Les logements seront mis en location pendant une durée minimale de cinq ans, avec des loyers plafonnés. Au terme de cette durée, ils pourront être cédés aux locataires.

Avec l’agrément de ces deux nouveaux opérateurs, le nombre d’OPLS en activité est donc porté à neuf. A ce jour, sur Tahiti et Moorea, 131 logements ont été livrés et 86 logements sont en cours de construction. D’autres opérations sont d’ores et déjà prévues d’ici à la fin de l’année.

Approbation du projet de convention collective organisant les rapports entre la CPS et les médecins libéraux

Le conseil des ministres a approuvé le projet de nouvelle convention collective organisant les rapports entre la caisse de prévoyance sociale (CPS) et les médecins libéraux.

En 2020, la CPS a entamé des négociations pour rétablir un cadre conventionnel collectif avec pour ambition de valoriser l’activité du médecin libéral dans la prise en charge globale du patient ; favoriser le maillage médical pour une meilleure couverture sanitaire ; harmoniser les pratiques professionnelles des médecins libéraux ; impulser une vision commune des stratégies à élaborer et des actions à entreprendre et mettre en place un nouveau partenariat et restaurer la confiance des médecins dans l’avenir de la médecine libérale.
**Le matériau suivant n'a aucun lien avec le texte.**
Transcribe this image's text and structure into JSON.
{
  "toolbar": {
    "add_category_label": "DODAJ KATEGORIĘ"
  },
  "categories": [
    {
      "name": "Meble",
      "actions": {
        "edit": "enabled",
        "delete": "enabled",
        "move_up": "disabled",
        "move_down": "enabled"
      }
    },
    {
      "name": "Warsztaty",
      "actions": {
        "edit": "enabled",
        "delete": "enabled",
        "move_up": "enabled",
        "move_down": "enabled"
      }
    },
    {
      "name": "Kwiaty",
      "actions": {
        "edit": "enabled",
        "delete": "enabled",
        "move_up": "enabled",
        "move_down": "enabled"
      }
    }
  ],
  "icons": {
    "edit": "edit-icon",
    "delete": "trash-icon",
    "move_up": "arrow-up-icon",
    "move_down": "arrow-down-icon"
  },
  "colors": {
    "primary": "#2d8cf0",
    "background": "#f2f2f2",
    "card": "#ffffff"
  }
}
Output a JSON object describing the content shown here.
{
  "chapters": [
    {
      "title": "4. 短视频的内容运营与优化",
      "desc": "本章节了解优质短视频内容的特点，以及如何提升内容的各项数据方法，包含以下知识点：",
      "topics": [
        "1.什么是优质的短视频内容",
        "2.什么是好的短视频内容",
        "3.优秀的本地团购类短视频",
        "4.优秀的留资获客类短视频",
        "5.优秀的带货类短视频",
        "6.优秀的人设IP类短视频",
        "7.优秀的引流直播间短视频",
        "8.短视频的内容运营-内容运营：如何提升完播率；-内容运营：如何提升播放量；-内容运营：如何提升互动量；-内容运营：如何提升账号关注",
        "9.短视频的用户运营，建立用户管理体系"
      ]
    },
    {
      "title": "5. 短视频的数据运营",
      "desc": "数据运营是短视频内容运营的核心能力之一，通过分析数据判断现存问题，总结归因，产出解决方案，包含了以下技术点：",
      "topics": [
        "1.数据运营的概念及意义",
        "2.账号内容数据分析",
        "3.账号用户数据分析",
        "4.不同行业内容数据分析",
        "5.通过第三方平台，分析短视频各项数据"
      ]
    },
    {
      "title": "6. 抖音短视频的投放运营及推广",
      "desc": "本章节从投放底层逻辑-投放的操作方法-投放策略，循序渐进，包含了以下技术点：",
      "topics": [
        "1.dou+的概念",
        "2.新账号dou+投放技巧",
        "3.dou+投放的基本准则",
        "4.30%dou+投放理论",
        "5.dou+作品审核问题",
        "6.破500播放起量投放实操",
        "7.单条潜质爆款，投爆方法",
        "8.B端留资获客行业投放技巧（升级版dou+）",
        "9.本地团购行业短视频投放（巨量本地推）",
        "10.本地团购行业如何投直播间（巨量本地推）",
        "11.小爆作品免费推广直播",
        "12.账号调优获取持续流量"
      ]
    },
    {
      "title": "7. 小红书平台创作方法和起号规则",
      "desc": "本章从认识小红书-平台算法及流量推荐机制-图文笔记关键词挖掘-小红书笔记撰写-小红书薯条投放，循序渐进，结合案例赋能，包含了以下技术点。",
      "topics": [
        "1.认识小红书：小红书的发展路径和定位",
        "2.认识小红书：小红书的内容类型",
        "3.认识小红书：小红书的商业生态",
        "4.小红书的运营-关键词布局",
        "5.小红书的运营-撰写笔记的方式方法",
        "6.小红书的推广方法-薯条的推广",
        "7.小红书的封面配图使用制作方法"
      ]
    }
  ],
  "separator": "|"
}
Ce projet de convention collective a été validé par les membres du conseil d’administration de la CPS le 16 septembre dernier, pour une entrée en vigueur le 1er octobre suivant.

La CPS et les médecins libéraux ont bâti un consensus sur des objectifs assignés aux praticiens libéraux : adapter la pratique médicale en particulier par la mise en œuvre du dispositif de coordination dans le cadre du parcours de soins, de continuité des soins et de la prise en charge des urgences dans le but d’améliorer la qualité des soins et la maîtrise des dépenses ; participer aux actions ou dispositifs de prévention ; mais également aux missions de service public dans le cadre de politiques de santé publique définies par le Pays, notamment en participant au renforcement de la présence médicale dans les îles éloignées par le biais du dispositif des consultations spécialisées avancées et de la télésanté ; et enfin, promouvoir et développer la formation médicale continue.

Afin de reconnaître les différentes missions des médecins, ces derniers pourront désormais appliquer des modes de rémunération forfaitaires définis réglementairement, liés soit à la prise en charge spécifique d’une pathologie, soit à des objectifs de santé publique. La lutte contre les comportements déviants, tant de la part de certains prescripteurs que de certains patients, est également inscrite au rang des priorités des travaux qui seront entamés sur les années à venir.

En contrepartie des objectifs assignés aux médecins libéraux, l’annexe tarifaire décline les mesures suivantes : augmentation de la consultation généraliste de 3 600 Fcfp à 3 800 Fcfp, soit 60 Fcfp supplémentaire par consultation payé par le patient ; augmentation de la consultation spécialiste de 4 420 Fcfp à 4 600 Fcfp, soit 54 Fcfp supplémentaire par consultation payé par le patient.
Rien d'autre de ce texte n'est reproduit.